It is only slightly arguable, but many believe that the ability to manage risk is the crucible of a leader’s effectiveness. Failure to manage risk and to develop a risk-focused culture will sink the company and the CEO. Citing two recent, highly visible cases, these Ivey professors describe how the leaders of TD Bank Group and Maple Leaf Foods designed and implemented a strong risk management ethos and strategy in their companies.
In an increasingly volatile world there is arguably no more important role for senior leaders than to prepare their organizations for risk – taking it, avoiding it and managing it. This was apparent before, during and after the 2008 financial crisis. Some organizations were ill prepared to manage the risks they had built up over the previous decade of dramatically expanded leverage. They either failed or were badly damaged by the financial markets meltdown and subsequent recession. Others had recognized the risks and had either avoided them or developed robust coping structures, systems, processes and cultures that allowed them to survive or even prosper when the immediate crisis was over.

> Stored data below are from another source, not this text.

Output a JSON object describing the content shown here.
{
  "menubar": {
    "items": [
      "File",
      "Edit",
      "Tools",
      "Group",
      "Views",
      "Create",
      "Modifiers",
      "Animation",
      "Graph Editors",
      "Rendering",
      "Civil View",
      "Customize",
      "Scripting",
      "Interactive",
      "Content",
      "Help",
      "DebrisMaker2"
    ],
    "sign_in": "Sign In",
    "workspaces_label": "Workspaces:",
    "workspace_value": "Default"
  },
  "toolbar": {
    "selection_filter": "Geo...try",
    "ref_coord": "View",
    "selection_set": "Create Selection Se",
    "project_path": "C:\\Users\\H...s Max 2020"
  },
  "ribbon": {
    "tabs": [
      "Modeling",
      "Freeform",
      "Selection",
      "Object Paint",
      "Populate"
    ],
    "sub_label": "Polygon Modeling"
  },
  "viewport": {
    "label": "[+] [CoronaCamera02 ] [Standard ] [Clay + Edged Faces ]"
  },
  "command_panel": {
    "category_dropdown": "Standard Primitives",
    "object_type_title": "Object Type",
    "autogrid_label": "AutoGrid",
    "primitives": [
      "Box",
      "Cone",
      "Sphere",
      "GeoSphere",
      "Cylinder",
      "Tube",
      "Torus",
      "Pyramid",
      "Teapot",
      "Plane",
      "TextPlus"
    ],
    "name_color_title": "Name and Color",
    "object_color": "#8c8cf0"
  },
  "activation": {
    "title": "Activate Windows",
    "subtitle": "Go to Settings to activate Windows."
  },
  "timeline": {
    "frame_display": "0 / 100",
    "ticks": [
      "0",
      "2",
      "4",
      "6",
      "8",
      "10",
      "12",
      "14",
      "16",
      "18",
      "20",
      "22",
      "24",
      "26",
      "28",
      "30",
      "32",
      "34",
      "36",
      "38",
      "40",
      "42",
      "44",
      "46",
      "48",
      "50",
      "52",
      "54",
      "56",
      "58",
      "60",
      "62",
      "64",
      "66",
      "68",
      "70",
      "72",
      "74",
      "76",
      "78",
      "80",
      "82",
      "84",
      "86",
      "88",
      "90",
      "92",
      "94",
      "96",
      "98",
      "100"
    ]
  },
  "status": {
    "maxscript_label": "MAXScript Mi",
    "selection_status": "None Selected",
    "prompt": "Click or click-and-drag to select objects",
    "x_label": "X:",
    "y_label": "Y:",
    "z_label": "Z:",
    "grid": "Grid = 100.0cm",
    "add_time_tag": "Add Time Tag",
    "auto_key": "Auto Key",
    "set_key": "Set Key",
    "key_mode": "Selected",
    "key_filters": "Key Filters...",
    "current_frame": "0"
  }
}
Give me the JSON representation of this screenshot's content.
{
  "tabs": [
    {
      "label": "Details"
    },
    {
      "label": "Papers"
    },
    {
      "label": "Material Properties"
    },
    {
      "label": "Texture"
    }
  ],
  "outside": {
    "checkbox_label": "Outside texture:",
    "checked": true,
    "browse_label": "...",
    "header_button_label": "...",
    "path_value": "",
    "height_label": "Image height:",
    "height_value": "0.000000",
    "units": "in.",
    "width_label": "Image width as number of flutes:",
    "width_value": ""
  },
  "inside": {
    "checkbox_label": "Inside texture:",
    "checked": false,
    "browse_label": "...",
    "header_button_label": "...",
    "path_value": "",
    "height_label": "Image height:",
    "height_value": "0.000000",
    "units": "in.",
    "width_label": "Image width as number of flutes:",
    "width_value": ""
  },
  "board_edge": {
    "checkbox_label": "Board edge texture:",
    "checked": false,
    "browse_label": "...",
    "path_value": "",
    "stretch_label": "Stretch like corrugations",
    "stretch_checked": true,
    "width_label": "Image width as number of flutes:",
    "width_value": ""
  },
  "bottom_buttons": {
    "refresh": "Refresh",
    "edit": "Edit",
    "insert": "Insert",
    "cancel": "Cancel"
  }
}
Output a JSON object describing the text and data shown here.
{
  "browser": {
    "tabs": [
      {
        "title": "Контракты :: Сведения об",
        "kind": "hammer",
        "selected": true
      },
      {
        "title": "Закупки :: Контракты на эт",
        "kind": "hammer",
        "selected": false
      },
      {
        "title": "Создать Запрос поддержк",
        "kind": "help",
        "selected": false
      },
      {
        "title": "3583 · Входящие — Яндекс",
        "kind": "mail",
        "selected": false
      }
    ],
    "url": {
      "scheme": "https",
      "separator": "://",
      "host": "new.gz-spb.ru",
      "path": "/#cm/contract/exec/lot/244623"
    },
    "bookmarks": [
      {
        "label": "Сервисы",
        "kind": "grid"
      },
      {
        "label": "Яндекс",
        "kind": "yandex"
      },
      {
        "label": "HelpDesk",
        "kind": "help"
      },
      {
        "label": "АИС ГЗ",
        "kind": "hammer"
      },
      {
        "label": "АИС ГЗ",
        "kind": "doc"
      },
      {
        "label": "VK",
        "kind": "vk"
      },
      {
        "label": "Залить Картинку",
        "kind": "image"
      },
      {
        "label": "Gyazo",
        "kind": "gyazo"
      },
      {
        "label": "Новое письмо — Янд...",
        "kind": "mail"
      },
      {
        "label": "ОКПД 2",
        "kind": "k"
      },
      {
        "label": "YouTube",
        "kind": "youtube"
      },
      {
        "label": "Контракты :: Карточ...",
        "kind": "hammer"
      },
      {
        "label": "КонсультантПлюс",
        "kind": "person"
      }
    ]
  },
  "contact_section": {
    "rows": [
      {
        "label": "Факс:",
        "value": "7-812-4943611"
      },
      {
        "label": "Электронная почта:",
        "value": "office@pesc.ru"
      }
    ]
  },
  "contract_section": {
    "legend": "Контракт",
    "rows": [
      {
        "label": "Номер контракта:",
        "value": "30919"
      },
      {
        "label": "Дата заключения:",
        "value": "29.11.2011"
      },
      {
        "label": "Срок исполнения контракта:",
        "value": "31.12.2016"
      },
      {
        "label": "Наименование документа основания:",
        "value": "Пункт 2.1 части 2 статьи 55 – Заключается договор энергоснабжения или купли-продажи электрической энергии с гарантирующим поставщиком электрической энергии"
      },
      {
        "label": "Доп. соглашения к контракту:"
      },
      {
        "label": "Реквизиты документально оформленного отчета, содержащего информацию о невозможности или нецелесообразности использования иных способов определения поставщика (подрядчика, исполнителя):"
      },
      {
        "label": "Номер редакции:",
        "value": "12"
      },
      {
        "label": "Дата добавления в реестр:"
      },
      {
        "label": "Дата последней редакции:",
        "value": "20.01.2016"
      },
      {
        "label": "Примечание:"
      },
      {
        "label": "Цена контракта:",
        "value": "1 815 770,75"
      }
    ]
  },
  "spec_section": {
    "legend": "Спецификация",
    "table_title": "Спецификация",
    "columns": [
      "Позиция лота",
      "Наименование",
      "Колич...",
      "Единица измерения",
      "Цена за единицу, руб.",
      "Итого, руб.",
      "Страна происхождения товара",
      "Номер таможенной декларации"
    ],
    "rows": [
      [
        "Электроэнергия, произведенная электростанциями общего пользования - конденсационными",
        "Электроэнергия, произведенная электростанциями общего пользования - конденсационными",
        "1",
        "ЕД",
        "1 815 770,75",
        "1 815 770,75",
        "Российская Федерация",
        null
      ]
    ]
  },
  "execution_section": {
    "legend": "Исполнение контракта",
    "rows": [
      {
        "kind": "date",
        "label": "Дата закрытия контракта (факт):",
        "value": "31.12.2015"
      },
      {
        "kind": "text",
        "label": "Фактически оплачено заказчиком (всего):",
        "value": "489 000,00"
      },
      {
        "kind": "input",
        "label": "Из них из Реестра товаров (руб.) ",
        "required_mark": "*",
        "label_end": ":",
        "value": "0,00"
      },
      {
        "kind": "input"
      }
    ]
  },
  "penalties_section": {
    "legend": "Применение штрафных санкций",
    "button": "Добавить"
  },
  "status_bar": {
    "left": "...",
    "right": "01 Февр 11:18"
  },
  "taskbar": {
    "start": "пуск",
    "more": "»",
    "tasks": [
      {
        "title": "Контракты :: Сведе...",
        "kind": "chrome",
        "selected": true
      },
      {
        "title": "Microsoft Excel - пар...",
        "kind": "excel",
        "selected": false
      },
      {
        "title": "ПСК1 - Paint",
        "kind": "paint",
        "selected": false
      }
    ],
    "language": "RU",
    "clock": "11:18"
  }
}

There were many differences between those organizations that collapsed or were badly hurt – the “failures” – and those that survived and prospered – the “successes.” We conducted an exploratory study of leadership during this time and concluded that the differentiating factors could be found in those organizations’ risk prediction and management competencies; character of their leaders; commitment to hands-on leadership, especially with respect to the risk management function; their management cultures, and other factors.